Presidentes dos cinco municípios servidos pelo Hospital de Vila Franca de Xira repudiam encerramento das urgências obstétricas
Os presidentes das câmaras municipais de Alenquer, Arruda dos Vinhos, Azambuja, Benavente e Vila Franca de Xira manifestaram hoje a sua forte oposição ao anunciado encerramento definitivo das urgências obstétricas do Hospital de Vila Franca de Xira, numa posição conjunta que classificam como um alerta sério para a segurança das populações da região.
Em comunicado, os autarcas consideram a decisão inaceitável, insensível e tomada sem qualquer diálogo institucional com os municípios, sublinhando que tiveram conhecimento da medida apenas através da comunicação social. Para os responsáveis autárquicos, o eventual encerramento desta resposta hospitalar colocaria em risco cerca de 250 mil habitantes que dependem diretamente desta unidade de saúde.

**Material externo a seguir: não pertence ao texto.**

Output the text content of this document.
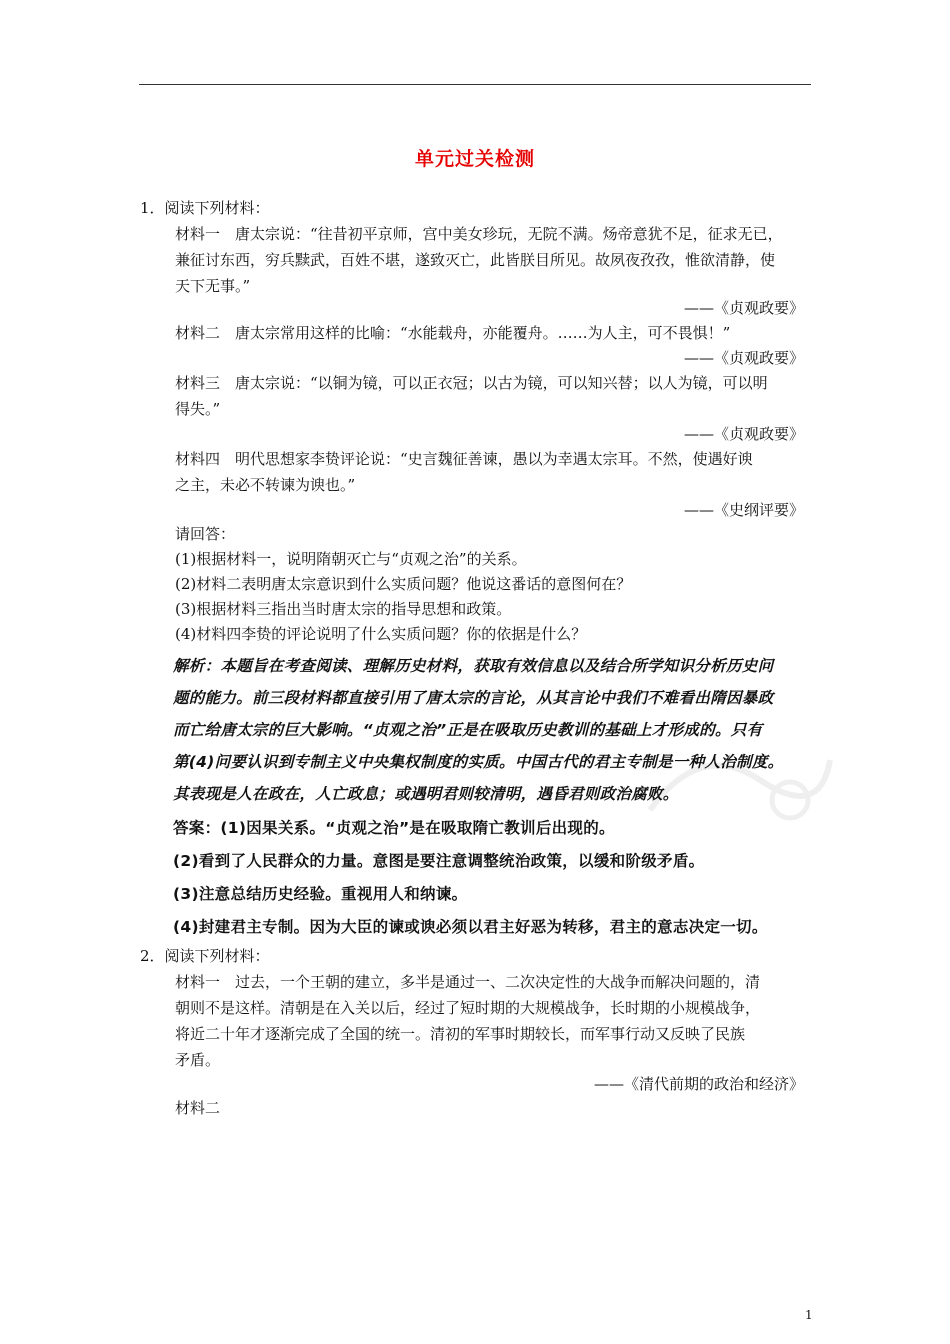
单元过关检测
1．阅读下列材料：
材料一　唐太宗说：“往昔初平京师，宫中美女珍玩，无院不满。炀帝意犹不足，征求无已，
兼征讨东西，穷兵黩武，百姓不堪，遂致灭亡，此皆朕目所见。故夙夜孜孜，惟欲清静，使
天下无事。”
——《贞观政要》
材料二　唐太宗常用这样的比喻：“水能载舟，亦能覆舟。……为人主，可不畏惧！”
——《贞观政要》
材料三　唐太宗说：“以铜为镜，可以正衣冠；以古为镜，可以知兴替；以人为镜，可以明
得失。”
——《贞观政要》
材料四　明代思想家李贽评论说：“史言魏征善谏，愚以为幸遇太宗耳。不然，使遇好谀
之主，未必不转谏为谀也。”
——《史纲评要》
请回答：
(1)根据材料一，说明隋朝灭亡与“贞观之治”的关系。
(2)材料二表明唐太宗意识到什么实质问题？他说这番话的意图何在？
(3)根据材料三指出当时唐太宗的指导思想和政策。
(4)材料四李贽的评论说明了什么实质问题？你的依据是什么？
解析：本题旨在考查阅读、理解历史材料，获取有效信息以及结合所学知识分析历史问
题的能力。前三段材料都直接引用了唐太宗的言论，从其言论中我们不难看出隋因暴政
而亡给唐太宗的巨大影响。“贞观之治”正是在吸取历史教训的基础上才形成的。只有
第(4)问要认识到专制主义中央集权制度的实质。中国古代的君主专制是一种人治制度。
其表现是人在政在，人亡政息；或遇明君则较清明，遇昏君则政治腐败。
答案：(1)因果关系。“贞观之治”是在吸取隋亡教训后出现的。
(2)看到了人民群众的力量。意图是要注意调整统治政策，以缓和阶级矛盾。
(3)注意总结历史经验。重视用人和纳谏。
(4)封建君主专制。因为大臣的谏或谀必须以君主好恶为转移，君主的意志决定一切。
2．阅读下列材料：
材料一　过去，一个王朝的建立，多半是通过一、二次决定性的大战争而解决问题的，清
朝则不是这样。清朝是在入关以后，经过了短时期的大规模战争，长时期的小规模战争，
将近二十年才逐渐完成了全国的统一。清初的军事时期较长，而军事行动又反映了民族
矛盾。
——《清代前期的政治和经济》
材料二
1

Os presidentes de câmara alertam ainda para o impacto que a decisão poderá ter na segurança das grávidas e das suas famílias, numa região que continua a enfrentar dificuldades nas acessibilidades devido às tempestades que afetaram o território durante o mês de fevereiro. Várias vias mantêm-se condicionadas ou danificadas, o que, na sua perspetiva, agrava as dificuldades de deslocação em situações de emergência.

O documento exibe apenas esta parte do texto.